Obsesja liczenia


 Obsesja liczenia. Miałam ją chyba od zawsze, to znaczy od kiedy nauczyłam się liczyć. Liczyłam ile lat będzie miał mój tata, kiedy osiągnę pełnoletność, kiedy skończę studia, urodzę ewentualne dzieci. Tata był poddawany tym wszystkim działaniom matematycznym ze względu, jak wówczas mi się wydawało, na jego podeszły wiek. Został ojcem, kiedy miał 40 lat. 
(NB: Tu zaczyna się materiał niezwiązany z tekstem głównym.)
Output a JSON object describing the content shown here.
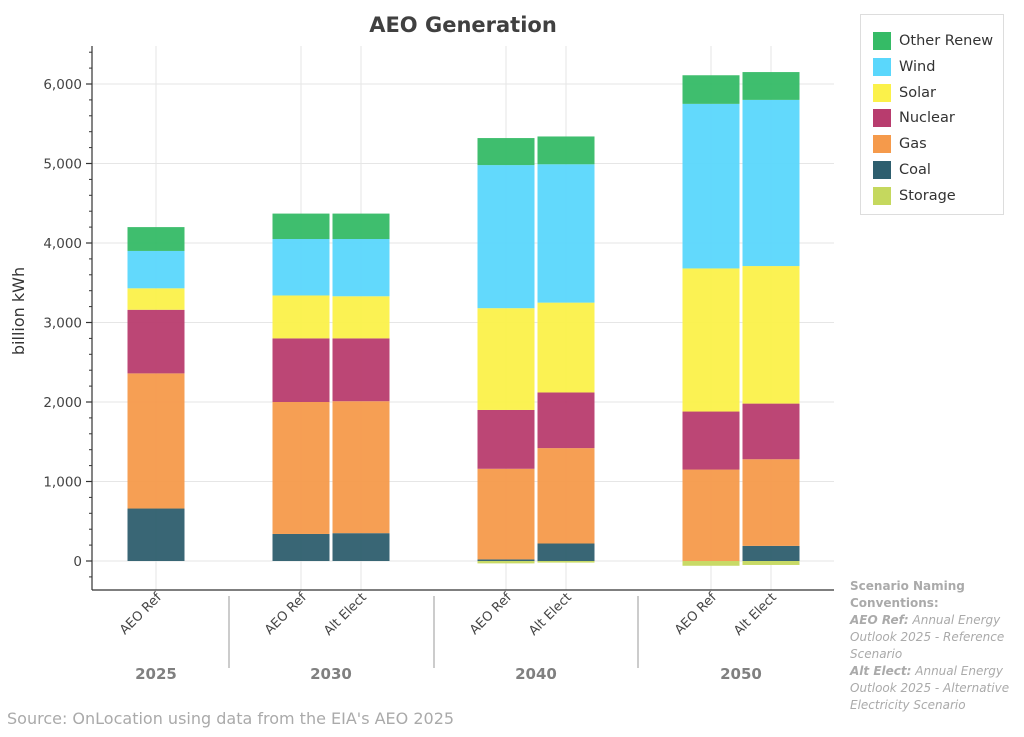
{
  "chart_data": {
    "type": "bar",
    "stacked": true,
    "title": "AEO Generation",
    "ylabel": "billion kWh",
    "ylim": [
      -200,
      6500
    ],
    "yticks": [
      0,
      1000,
      2000,
      3000,
      4000,
      5000,
      6000
    ],
    "ytick_labels": [
      "0",
      "1,000",
      "2,000",
      "3,000",
      "4,000",
      "5,000",
      "6,000"
    ],
    "grid": true,
    "legend_position": "top-right, outside plot",
    "groups": [
      "2025",
      "2030",
      "2040",
      "2050"
    ],
    "categories": [
      {
        "group": "2025",
        "label": "AEO Ref"
      },
      {
        "group": "2030",
        "label": "AEO Ref"
      },
      {
        "group": "2030",
        "label": "Alt Elect"
      },
      {
        "group": "2040",
        "label": "AEO Ref"
      },
      {
        "group": "2040",
        "label": "Alt Elect"
      },
      {
        "group": "2050",
        "label": "AEO Ref"
      },
      {
        "group": "2050",
        "label": "Alt Elect"
      }
    ],
    "series": [
      {
        "name": "Storage",
        "color": "#c5d85e",
        "values": [
          0,
          0,
          0,
          -30,
          -20,
          -60,
          -50
        ]
      },
      {
        "name": "Coal",
        "color": "#2e5e6e",
        "values": [
          660,
          340,
          350,
          20,
          220,
          0,
          190
        ]
      },
      {
        "name": "Gas",
        "color": "#f59a4b",
        "values": [
          1700,
          1660,
          1660,
          1140,
          1200,
          1150,
          1090
        ]
      },
      {
        "name": "Nuclear",
        "color": "#b83c6e",
        "values": [
          800,
          800,
          790,
          740,
          700,
          730,
          700
        ]
      },
      {
        "name": "Solar",
        "color": "#fbf14a",
        "values": [
          270,
          540,
          530,
          1280,
          1130,
          1800,
          1730
        ]
      },
      {
        "name": "Wind",
        "color": "#5ad7fc",
        "values": [
          470,
          710,
          720,
          1800,
          1740,
          2070,
          2090
        ]
      },
      {
        "name": "Other Renew",
        "color": "#35bb66",
        "values": [
          300,
          320,
          320,
          340,
          350,
          360,
          350
        ]
      }
    ]
  },
  "legend": {
    "items": [
      {
        "label": "Other Renew",
        "color": "#35bb66"
      },
      {
        "label": "Wind",
        "color": "#5ad7fc"
      },
      {
        "label": "Solar",
        "color": "#fbf14a"
      },
      {
        "label": "Nuclear",
        "color": "#b83c6e"
      },
      {
        "label": "Gas",
        "color": "#f59a4b"
      },
      {
        "label": "Coal",
        "color": "#2e5e6e"
      },
      {
        "label": "Storage",
        "color": "#c5d85e"
      }
    ]
  },
  "source": "Source: OnLocation using data from the EIA's AEO 2025",
  "notes": {
    "heading": "Scenario Naming Conventions:",
    "ref_key": "AEO Ref:",
    "ref_desc": "Annual Energy Outlook 2025 - Reference Scenario",
    "alt_key": "Alt Elect:",
    "alt_desc": "Annual Energy Outlook 2025 - Alternative Electricity Scenario"
  }
}
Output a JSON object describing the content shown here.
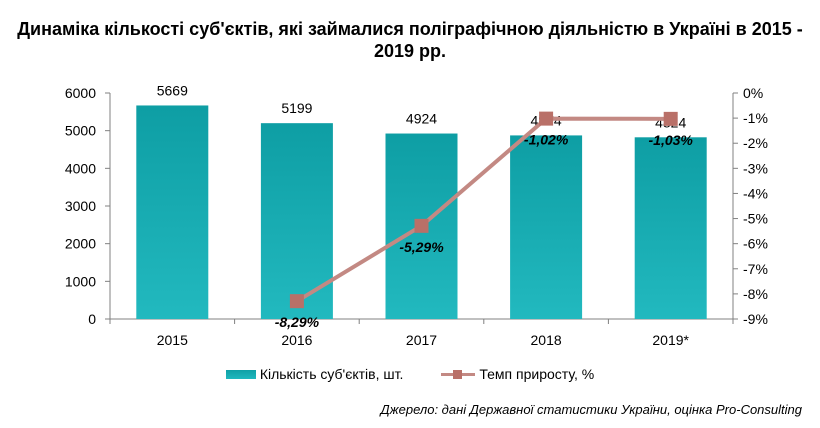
{
  "title": "Динаміка кількості суб'єктів, які займалися поліграфічною діяльністю в Україні в 2015 - 2019 рр.",
  "source": "Джерело: дані Державної статистики України, оцінка Pro-Consulting",
  "colors": {
    "bar": "#1aaeb4",
    "line": "#c38983",
    "marker": "#b97068"
  },
  "chart_data": {
    "type": "bar+line",
    "categories": [
      "2015",
      "2016",
      "2017",
      "2018",
      "2019*"
    ],
    "series": [
      {
        "name": "Кількість суб'єктів, шт.",
        "type": "bar",
        "axis": "left",
        "values": [
          5669,
          5199,
          4924,
          4874,
          4824
        ],
        "labels": [
          "5669",
          "5199",
          "4924",
          "4874",
          "4824"
        ]
      },
      {
        "name": "Темп приросту, %",
        "type": "line",
        "axis": "right",
        "values": [
          null,
          -8.29,
          -5.29,
          -1.02,
          -1.03
        ],
        "labels": [
          "",
          "-8,29%",
          "-5,29%",
          "-1,02%",
          "-1,03%"
        ]
      }
    ],
    "y_left": {
      "min": 0,
      "max": 6000,
      "ticks": [
        "0",
        "1000",
        "2000",
        "3000",
        "4000",
        "5000",
        "6000"
      ]
    },
    "y_right": {
      "min": -9,
      "max": 0,
      "ticks": [
        "0%",
        "-1%",
        "-2%",
        "-3%",
        "-4%",
        "-5%",
        "-6%",
        "-7%",
        "-8%",
        "-9%"
      ]
    },
    "grid": false,
    "legend": "bottom"
  }
}
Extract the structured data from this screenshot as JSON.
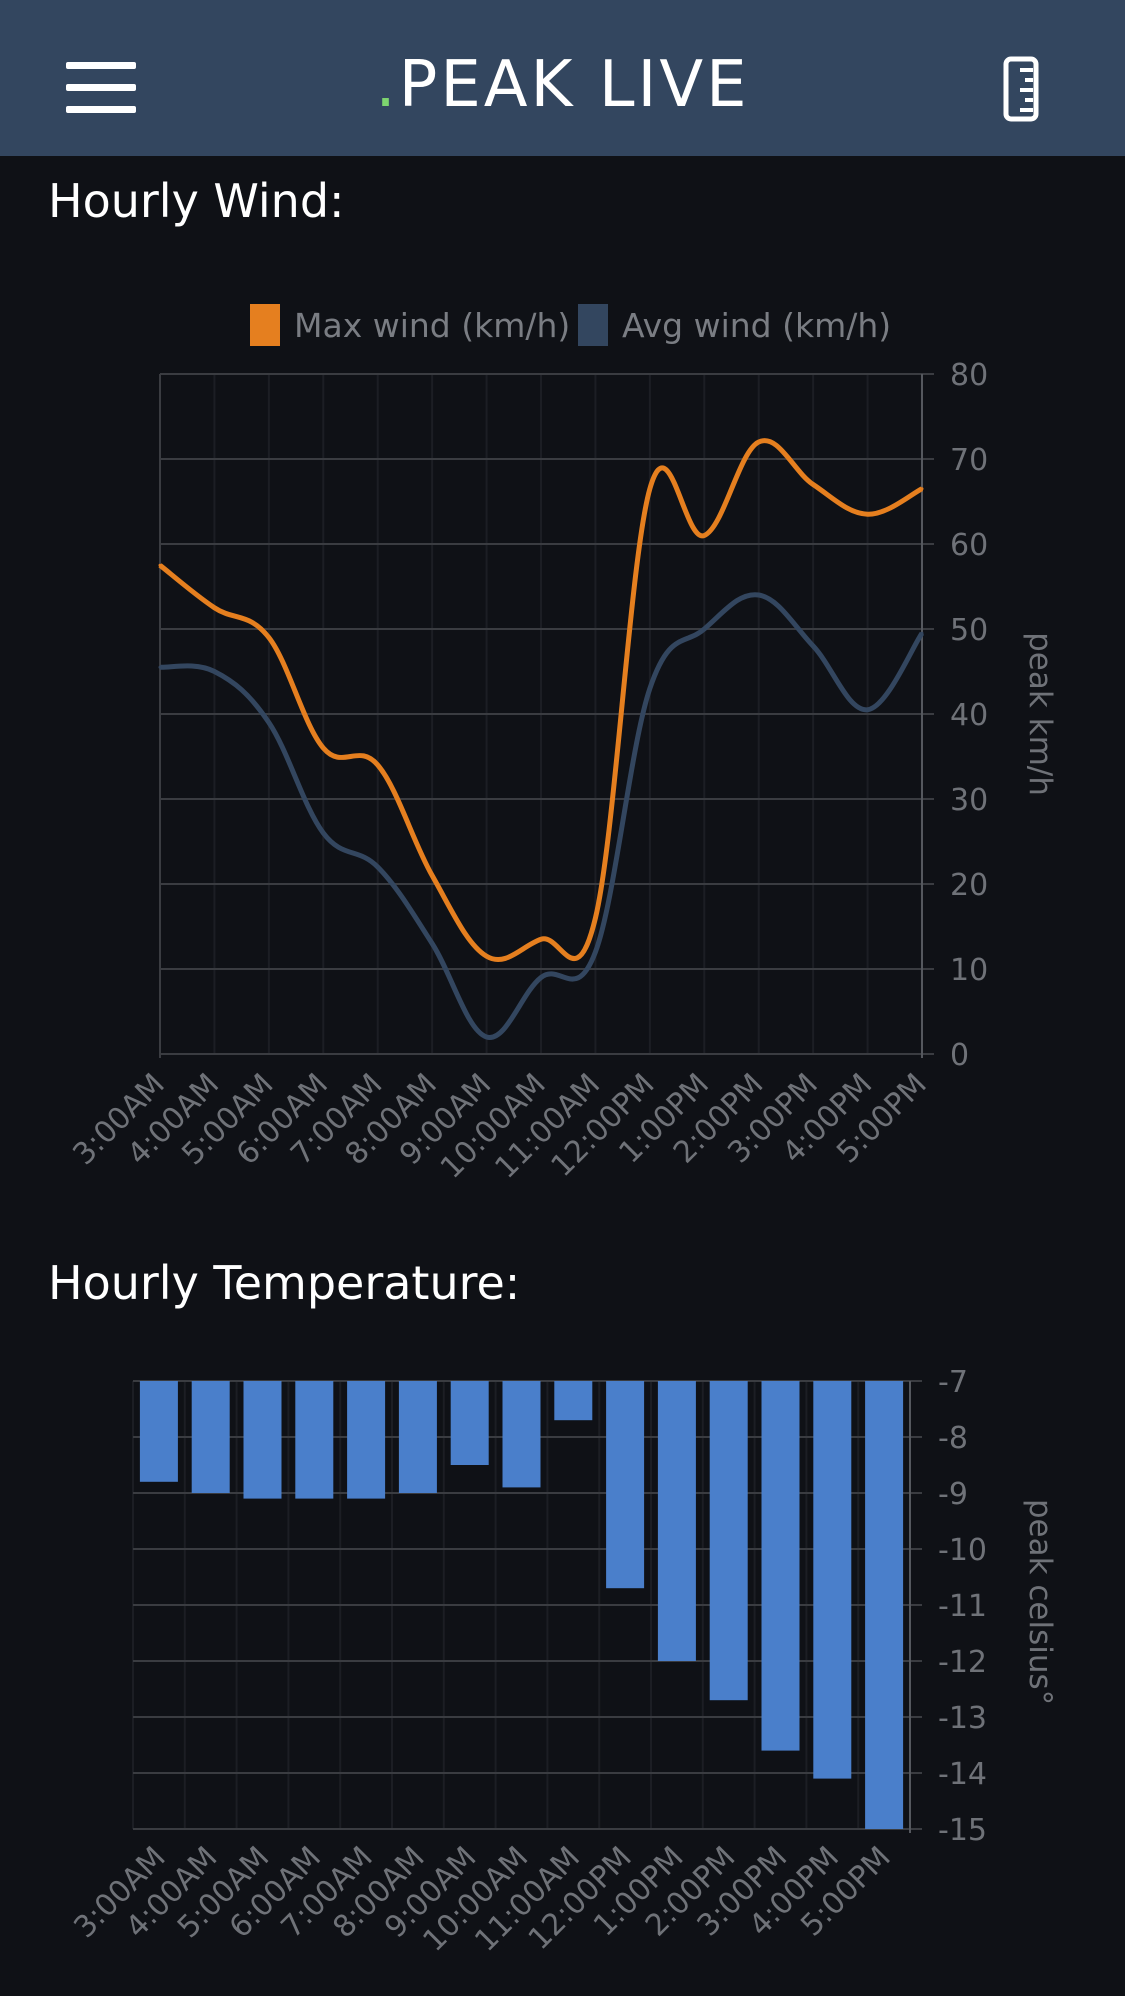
{
  "header": {
    "brand_dot": ".",
    "brand_text": "PEAK LIVE",
    "menu_icon": "hamburger-menu-icon",
    "right_icon": "ruler-icon"
  },
  "wind": {
    "title": "Hourly Wind:",
    "chart_data": {
      "type": "line",
      "categories": [
        "3:00AM",
        "4:00AM",
        "5:00AM",
        "6:00AM",
        "7:00AM",
        "8:00AM",
        "9:00AM",
        "10:00AM",
        "11:00AM",
        "12:00PM",
        "1:00PM",
        "2:00PM",
        "3:00PM",
        "4:00PM",
        "5:00PM"
      ],
      "series": [
        {
          "name": "Max wind (km/h)",
          "color": "#e57f1f",
          "values": [
            57.5,
            52.5,
            49,
            36,
            34,
            21,
            11.5,
            13.5,
            16,
            66.5,
            61,
            72,
            67,
            63.5,
            66.5
          ]
        },
        {
          "name": "Avg wind (km/h)",
          "color": "#33465f",
          "values": [
            45.5,
            45,
            39,
            26,
            22,
            13,
            2,
            9,
            12,
            43,
            50,
            54,
            48,
            40.5,
            49.5
          ]
        }
      ],
      "ylabel": "peak km/h",
      "ylim": [
        0,
        80
      ],
      "yticks": [
        "0",
        "10",
        "20",
        "30",
        "40",
        "50",
        "60",
        "70",
        "80"
      ],
      "legend": "top"
    }
  },
  "temperature": {
    "title": "Hourly Temperature:",
    "chart_data": {
      "type": "bar",
      "categories": [
        "3:00AM",
        "4:00AM",
        "5:00AM",
        "6:00AM",
        "7:00AM",
        "8:00AM",
        "9:00AM",
        "10:00AM",
        "11:00AM",
        "12:00PM",
        "1:00PM",
        "2:00PM",
        "3:00PM",
        "4:00PM",
        "5:00PM"
      ],
      "values": [
        -8.8,
        -9,
        -9.1,
        -9.1,
        -9.1,
        -9,
        -8.5,
        -8.9,
        -7.7,
        -10.7,
        -12,
        -12.7,
        -13.6,
        -14.1,
        -15
      ],
      "color": "#4a7fcb",
      "ylabel": "peak celsius°",
      "ylim": [
        -15,
        -7
      ],
      "yticks": [
        "-7",
        "-8",
        "-9",
        "-10",
        "-11",
        "-12",
        "-13",
        "-14",
        "-15"
      ]
    }
  }
}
W te wakacje liczyłam dni, które zostały do końca urlopu, w ostatnich dniach liczyłam godziny. Chyba jestem jak jeden z bohaterów „O” Mikki Liukkonena, znerwicowana albo moją duszą zawładnęła jakaś fobia.

Równolegle z „O” czytam trzecią część „Mojej walki” Karla Ove Knausgarda. Po powrocie, czyli już, jak wskazuje nawigacja, za 5 godzin i 37 minut będę kontynuowała swoją walkę. Postanowiłam bardziej skupiać się na tym co robię w bieżącej chwili, spróbuję walczyć z gonitwą myśli i kompulsywnym zaglądaniem do telefonu ( w różnych celach). Jak Karl Ove i Jolanta Brach- Czaina będę się skupiała na obieraniu cebuli, ruchach dłoni podczas mycia łazienkowych  kafli i dotyku rantu filiżanki w czasie picia kawy. Tak będzie, podejmę próbę.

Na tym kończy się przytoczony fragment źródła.